So I got good news on the food front. I am getting a delivery from a food service with lots of meat, and carbs to last the month we pick it up on Saturday. I also just pick up 2 24 packs of mountain dew, 2 bags of Ore Ida fries, a package of cooked crab meat, a bag of frozen chicken nuggets, 4 banquet meals 2 for me and 2 for bill we got the cheese smothered meat patty and the chicken fried steak, sour cream, a pound of hamburg for meatloaf, 18 pack of eggs, Ms. Butterworths, 2 cans of Hormel Hash, 2 cans of chili beans for chilli, a bag of Kraft 4 blend Mexican cheese, Santos taco chips, a can of black olives, a jar of mayo, Chips a Hoy Chocolate fudge cookies, a box of pasta salad, 1 percent milk for cooking. I am also going to the bread outlet to get lots of bread and bagels. The only things I drink are mountain dew, iced tea,bottled water or kool aid. I will see how the week goes.

Breakfast/Lunch: Bagel or peanut noodles
Dinner:
Sunday: Pork Lo mien, and pork fried rice
Monday: homemade chilli with taco chips, sour cream, and olives
Tuesday: Crab Sandwiches and Pasta Salad
Wednesday: Chicken Nuggets and Fries
Thursday: Meatloaf, veggie stir fry, and beef rice
Friday: 2 banquet meals
Saturday: Pancakes and Hash


----------



## KHayes666 (May 19, 2011)

Gotta love how you say that you're putting the gaining on hold then the very next post you talk about all the fatty foods you're going to eat during the week.

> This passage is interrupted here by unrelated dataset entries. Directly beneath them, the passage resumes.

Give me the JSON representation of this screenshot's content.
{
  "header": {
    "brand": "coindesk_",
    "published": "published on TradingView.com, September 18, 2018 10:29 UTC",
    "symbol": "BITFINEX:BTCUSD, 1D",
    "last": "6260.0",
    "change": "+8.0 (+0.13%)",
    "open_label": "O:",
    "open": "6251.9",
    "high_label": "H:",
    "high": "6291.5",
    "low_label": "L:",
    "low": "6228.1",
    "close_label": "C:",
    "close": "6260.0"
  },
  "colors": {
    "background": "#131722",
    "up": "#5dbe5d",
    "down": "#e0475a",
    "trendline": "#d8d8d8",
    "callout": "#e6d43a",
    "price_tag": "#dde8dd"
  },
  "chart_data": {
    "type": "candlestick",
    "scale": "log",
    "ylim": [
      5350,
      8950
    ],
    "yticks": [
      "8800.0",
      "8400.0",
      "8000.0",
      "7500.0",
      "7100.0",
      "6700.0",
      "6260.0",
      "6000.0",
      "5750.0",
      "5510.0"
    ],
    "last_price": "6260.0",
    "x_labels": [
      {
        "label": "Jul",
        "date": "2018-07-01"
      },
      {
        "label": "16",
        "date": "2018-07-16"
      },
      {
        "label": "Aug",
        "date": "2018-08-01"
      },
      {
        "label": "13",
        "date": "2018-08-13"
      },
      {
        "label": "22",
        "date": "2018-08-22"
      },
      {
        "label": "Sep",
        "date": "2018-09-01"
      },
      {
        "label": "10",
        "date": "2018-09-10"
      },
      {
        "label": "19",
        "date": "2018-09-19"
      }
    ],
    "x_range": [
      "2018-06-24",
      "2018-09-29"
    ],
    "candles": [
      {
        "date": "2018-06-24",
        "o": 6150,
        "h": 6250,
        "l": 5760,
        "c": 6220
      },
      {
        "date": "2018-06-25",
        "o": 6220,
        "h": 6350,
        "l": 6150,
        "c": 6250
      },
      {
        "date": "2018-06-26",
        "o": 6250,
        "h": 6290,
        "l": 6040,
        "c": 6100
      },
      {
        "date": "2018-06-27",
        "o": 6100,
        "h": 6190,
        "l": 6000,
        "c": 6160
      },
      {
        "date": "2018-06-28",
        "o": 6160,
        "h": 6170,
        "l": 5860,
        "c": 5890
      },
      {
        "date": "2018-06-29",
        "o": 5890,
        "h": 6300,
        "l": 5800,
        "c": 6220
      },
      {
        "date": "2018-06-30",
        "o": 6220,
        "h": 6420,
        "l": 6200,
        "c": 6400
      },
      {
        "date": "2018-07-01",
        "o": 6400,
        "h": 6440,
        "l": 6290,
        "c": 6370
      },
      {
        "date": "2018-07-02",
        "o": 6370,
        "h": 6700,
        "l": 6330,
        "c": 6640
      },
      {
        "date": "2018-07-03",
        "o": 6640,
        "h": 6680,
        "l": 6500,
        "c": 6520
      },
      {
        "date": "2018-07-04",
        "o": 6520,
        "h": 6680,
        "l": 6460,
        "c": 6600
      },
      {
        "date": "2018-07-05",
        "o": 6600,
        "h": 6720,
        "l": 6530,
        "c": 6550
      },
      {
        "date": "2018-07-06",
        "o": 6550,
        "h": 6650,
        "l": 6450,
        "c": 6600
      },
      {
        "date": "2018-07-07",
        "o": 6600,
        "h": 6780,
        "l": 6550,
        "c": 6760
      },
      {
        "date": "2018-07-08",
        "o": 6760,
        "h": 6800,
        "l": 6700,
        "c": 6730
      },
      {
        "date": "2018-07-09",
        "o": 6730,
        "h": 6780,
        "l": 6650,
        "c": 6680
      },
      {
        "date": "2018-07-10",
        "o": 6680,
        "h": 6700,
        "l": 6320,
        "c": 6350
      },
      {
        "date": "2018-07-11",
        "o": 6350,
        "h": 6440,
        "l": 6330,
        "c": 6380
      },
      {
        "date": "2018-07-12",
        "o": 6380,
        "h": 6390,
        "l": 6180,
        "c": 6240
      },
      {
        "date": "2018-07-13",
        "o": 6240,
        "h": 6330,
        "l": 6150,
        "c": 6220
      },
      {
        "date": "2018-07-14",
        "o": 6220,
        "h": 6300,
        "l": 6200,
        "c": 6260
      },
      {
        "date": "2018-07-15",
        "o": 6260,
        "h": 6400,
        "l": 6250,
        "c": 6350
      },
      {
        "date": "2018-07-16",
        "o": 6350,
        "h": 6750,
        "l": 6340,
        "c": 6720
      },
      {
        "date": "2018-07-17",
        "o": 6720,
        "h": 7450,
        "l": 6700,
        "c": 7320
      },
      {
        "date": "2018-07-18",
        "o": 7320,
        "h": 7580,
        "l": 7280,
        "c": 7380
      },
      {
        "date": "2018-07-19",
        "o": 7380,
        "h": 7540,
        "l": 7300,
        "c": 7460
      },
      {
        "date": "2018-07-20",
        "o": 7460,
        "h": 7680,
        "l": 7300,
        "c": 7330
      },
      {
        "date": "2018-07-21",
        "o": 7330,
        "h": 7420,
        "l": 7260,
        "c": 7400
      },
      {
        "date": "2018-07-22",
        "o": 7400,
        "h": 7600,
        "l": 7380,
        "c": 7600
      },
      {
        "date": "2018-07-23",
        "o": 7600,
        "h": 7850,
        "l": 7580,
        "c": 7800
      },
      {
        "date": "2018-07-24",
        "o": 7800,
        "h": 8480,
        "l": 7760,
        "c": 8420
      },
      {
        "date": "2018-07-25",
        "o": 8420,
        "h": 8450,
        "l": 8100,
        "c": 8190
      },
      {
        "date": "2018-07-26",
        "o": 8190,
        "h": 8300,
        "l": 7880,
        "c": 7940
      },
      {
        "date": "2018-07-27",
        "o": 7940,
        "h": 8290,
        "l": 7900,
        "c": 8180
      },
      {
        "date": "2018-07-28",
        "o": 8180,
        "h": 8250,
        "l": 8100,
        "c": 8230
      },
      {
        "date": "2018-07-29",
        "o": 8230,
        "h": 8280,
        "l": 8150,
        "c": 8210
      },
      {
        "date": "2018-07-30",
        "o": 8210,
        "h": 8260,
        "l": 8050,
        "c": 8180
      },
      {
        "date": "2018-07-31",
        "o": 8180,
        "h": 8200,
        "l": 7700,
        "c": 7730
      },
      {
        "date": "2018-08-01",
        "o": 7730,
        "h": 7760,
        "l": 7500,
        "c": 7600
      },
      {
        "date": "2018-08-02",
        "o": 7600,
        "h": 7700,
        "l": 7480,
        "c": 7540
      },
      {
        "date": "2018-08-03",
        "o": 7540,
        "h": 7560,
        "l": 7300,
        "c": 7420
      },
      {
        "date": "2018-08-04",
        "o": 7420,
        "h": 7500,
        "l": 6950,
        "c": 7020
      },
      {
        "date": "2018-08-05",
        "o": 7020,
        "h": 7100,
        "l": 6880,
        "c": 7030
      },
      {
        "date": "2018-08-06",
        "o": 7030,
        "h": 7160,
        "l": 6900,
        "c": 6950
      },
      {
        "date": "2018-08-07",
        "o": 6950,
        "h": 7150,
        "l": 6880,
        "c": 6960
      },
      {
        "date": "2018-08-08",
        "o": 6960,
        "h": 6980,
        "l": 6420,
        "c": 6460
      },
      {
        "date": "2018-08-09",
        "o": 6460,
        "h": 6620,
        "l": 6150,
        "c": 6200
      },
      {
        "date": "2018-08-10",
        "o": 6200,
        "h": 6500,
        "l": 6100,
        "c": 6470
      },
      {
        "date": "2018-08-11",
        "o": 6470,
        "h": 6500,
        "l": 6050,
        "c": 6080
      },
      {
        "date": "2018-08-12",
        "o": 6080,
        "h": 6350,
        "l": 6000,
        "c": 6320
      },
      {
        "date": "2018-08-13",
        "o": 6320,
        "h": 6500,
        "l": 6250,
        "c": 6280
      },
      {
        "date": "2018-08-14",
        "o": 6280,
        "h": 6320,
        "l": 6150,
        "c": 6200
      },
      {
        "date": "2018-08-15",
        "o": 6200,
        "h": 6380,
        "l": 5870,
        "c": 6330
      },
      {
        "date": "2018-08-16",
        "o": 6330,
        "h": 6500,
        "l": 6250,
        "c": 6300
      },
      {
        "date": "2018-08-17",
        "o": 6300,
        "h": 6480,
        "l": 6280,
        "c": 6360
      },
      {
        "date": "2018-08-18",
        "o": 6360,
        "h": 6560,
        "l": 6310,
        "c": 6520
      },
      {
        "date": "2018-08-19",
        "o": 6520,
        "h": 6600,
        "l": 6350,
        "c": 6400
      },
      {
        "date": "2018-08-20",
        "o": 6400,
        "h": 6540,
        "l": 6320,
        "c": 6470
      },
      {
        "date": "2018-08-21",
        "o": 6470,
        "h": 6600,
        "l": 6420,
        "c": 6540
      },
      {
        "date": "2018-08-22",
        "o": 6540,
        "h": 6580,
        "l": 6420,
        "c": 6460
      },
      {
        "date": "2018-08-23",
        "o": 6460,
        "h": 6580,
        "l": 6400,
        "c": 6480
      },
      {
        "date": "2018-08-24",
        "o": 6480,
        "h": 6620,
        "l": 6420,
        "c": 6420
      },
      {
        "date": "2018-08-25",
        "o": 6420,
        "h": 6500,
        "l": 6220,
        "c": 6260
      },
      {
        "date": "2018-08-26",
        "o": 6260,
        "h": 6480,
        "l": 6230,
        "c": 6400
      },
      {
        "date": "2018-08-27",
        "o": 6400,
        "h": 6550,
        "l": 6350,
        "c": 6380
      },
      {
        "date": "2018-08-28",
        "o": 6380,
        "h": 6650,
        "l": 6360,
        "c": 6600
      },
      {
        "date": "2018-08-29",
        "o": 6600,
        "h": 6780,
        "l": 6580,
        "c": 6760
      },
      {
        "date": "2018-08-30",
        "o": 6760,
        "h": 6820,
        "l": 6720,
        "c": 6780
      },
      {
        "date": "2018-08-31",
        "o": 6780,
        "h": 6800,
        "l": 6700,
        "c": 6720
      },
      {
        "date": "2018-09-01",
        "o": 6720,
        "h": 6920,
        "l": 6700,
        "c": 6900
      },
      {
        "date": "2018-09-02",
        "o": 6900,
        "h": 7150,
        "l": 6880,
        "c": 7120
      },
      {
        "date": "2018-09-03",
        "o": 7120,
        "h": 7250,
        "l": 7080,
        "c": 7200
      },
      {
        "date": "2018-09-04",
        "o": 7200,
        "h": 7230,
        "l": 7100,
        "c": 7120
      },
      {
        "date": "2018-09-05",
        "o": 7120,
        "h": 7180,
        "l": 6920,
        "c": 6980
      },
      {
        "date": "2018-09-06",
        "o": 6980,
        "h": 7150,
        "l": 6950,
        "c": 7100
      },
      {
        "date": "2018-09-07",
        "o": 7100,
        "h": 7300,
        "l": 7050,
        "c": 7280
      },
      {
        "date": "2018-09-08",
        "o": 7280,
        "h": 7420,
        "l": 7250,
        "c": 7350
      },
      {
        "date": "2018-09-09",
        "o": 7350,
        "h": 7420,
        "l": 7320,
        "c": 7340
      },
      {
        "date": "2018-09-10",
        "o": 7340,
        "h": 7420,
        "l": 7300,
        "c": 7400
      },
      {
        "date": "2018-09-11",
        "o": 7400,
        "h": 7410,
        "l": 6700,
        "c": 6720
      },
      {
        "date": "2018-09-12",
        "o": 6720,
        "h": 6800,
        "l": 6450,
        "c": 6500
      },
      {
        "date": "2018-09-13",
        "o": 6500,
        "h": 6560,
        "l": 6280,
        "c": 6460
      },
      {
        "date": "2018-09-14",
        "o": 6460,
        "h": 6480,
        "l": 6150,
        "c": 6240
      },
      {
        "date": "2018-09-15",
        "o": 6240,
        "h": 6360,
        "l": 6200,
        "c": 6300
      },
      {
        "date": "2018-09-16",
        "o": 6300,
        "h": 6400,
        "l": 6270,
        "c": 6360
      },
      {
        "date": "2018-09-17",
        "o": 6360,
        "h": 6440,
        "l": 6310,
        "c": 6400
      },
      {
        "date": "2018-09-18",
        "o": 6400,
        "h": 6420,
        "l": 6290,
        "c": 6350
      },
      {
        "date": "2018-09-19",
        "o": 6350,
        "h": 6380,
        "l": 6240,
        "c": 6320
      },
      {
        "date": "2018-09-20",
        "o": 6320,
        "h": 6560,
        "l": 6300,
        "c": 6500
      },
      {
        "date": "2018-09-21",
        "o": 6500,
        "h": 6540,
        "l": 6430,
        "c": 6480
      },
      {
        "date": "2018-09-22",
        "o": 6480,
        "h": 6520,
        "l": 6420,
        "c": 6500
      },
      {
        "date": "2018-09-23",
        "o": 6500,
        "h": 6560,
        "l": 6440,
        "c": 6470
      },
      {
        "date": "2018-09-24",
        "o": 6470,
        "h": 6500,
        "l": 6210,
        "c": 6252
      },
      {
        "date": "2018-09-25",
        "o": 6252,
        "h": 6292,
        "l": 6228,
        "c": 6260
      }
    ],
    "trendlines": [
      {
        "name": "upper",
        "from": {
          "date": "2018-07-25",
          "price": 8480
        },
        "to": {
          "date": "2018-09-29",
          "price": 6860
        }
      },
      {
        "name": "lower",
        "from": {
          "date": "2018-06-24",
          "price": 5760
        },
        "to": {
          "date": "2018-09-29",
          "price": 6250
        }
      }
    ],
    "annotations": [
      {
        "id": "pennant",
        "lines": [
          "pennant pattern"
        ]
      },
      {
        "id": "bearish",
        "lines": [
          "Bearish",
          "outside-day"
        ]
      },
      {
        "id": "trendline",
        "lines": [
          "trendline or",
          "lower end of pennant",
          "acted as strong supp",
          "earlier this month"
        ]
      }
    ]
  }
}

Anyone else find this amusing?


----------



## louisaml (May 20, 2011)

thanks for being such a nice friend dude, i tried to delete the post but I couldn't so nuhhhh, besides it was the only foods at Wal-mart that I had coupons for and were on sale, not that I get to enjoy much of it, my doctor just put me on a low carb/sugar high fiber diet, for the hypothyroidism, i swear drinks without sugar just don't taste natural, all that crystal light crap tastes like the stuff you drink for a colonoscopy. I am not trying to loose weight but its hard. Seriously why do high fiber vegetables have to look like weeds growing in a side walk. Plus the bread is crunchy, bread isn't suppose to crunch unless it is toasted and buttered with grape jelly.


----------



## louisaml (May 25, 2011)

I am 52/50.5/56 now. So I am still pretty even. Not sure what this makes me.


----------



## KHayes666 (May 25, 2011)

louisaml said:


> I am 52/50.5/56 now. So I am still pretty even. Not sure what this makes me.



Makes you look great


----------



## louisaml (Jun 6, 2011)

I am trying my hardest to fit it on here but its hard. I don't see where I fit exactly. Maybe I am trying to hard, or it could be I am just not good enough. I am trying so hard to be like the other girls on here and often I find myself coming up short physically, socially, and mentally. I would love to be active at events and what not but my anxiety gets so bad that I really don't think I can handle it. Everyone on this site is so sophisticated, intelligent, and the most amazing individuals that I am proud of knowing at least online. I grew up pretty much in a bubble until I was 18. I don't really know how to interact with people and its not like it is something I can learn. When I was younger I so badly wanted to be part of dimensions, because it was the voice of acceptance. I saw the site and I thought wow, people who don't judge each other and accept each other whole heartedly. I still feel that way. I know this sounds lame, but to me, you all are FAMILY.


----------